Obama listed international organizations that had spoken up, from the Security Council to the Organization of the Islamic Conference. As he spoke, the conflict was already becoming increasingly international in other ways: Qaddafi’s former justice minister (he just quit) told a Swedish newspaper that he had evidence that Qaddafi had personally ordered the Lockerbie bombing, in 1986; international markets and oil prices were upset; in addition to the Americans waiting for the ferry, the nationals of many countries were trying to flee, including thousands of Egyptian migrant laborers; and, in a countervailing human current, there were reports that, as the Times put it, “thousands of African mercenaries and militiamen were massing on roads heading toward Tripoli,” coming to fight for Qaddafi, or rather for his money.

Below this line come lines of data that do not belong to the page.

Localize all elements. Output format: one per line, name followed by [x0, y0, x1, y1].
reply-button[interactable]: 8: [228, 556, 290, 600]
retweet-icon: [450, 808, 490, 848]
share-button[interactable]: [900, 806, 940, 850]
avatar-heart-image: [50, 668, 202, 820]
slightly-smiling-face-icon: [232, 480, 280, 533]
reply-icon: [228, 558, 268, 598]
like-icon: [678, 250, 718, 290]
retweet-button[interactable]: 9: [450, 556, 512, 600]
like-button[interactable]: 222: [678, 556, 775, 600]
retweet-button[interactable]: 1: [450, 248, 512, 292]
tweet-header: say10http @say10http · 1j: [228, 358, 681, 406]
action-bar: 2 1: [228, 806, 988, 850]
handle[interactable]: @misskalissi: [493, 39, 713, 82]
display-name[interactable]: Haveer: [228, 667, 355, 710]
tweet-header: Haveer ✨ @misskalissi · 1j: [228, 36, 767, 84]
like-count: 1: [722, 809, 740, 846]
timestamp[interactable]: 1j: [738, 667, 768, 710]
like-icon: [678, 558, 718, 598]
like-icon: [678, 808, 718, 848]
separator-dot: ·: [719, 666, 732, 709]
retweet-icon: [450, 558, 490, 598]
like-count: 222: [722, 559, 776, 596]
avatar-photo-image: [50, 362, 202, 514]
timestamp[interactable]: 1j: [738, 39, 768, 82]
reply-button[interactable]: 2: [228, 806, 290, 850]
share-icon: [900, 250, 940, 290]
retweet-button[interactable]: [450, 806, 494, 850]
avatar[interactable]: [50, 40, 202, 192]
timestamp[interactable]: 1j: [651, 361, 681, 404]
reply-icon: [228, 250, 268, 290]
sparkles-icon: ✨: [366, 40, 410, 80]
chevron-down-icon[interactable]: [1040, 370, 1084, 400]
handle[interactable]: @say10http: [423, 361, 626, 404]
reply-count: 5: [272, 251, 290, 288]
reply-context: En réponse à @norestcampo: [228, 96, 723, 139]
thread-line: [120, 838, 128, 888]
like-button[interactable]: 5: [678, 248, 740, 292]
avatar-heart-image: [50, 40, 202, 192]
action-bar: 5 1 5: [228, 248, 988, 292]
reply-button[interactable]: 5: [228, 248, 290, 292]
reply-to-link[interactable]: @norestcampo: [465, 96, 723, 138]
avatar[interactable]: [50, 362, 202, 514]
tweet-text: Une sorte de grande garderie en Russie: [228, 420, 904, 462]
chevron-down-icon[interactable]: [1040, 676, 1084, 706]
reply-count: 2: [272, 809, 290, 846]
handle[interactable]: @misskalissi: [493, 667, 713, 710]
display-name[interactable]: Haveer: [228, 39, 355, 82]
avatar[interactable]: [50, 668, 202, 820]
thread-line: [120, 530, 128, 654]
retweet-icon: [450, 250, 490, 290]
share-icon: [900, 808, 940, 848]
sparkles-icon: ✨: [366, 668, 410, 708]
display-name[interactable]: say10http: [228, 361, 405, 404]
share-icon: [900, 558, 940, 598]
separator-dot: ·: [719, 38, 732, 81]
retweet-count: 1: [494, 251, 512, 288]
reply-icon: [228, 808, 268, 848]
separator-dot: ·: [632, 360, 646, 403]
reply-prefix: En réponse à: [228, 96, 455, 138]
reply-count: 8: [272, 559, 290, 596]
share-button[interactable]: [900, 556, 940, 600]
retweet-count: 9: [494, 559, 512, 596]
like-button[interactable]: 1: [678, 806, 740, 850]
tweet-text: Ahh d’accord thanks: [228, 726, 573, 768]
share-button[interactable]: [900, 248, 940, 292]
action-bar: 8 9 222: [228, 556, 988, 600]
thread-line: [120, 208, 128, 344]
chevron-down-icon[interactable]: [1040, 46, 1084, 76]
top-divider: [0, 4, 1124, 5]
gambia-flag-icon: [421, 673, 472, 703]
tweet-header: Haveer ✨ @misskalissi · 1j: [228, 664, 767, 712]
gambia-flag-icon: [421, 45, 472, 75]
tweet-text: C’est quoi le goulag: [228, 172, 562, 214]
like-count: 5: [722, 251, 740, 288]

Maybe no country really goes to war, even against itself, or collapses, alone. That doesn’t mean that this is about us: the countries undergoing convulsions in recent weeks have wildly different relations to America. It was likely in answer to Qaddafi’s complaint that this was all being instigated by foreigners (Mubarak tried that one, too) that Obama said, “The change that is taking place across the region is being driven by the people of the region,” and reflects, above all, their “aspirations”:

As one Libyan said, “We just want to be able to live like human beings.” We just want to be able to live like human beings. It is the most basic of aspirations that is driving this change.

“We just want to be able to live like human beings”: It sounds like he was quoting a young woman who spoke to the Guardian newspaper over the weekend, on the phone from “her barricaded home on the outskirts of Benghazi,” and used those words (others may have, too; as Obama said, it is the most basic aspiration). The Guardian described her as “a student blogger,” and said that she was crying. “I’ve seen violent movies and video games that are nothing compared to this,” she said.

I can hear gunshots, helicopters circling overhead, then I hear the voices screaming. I can hear the screeching of four-by-fours in the street. No one has that type of car except his [Qaddafi’s] people….

Now people are dying we’ve got nothing else to live for. What needs to happen is for the killing to stop. But that won’t happen until he is out. We just want to be able to live like human beings. Nothing will happen until protests really kick off in Tripoli, the capital. It’s like a pressure cooker. People are boiling up inside. I’m not even afraid any more. Once I wouldn’t have spoken at all by phone. Now I don’t care. Now enough is enough.

Since then, Benghazi has fallen out of Qaddafi’s control—the death toll is unknown, with unconfirmed estimates in the hundreds or even, according to one French doctor who spoke to AFP, as high as two thousand—and Tripoli is well past the point of protests: it seems to be a war zone. The world may be watching—as well as it can, given the media and Internet restrictions—and the watching is important; it helps. But what we are seeing, and what matters more, is people in Libya, like the woman in the apartment outside of Benghazi, deciding how they want to live.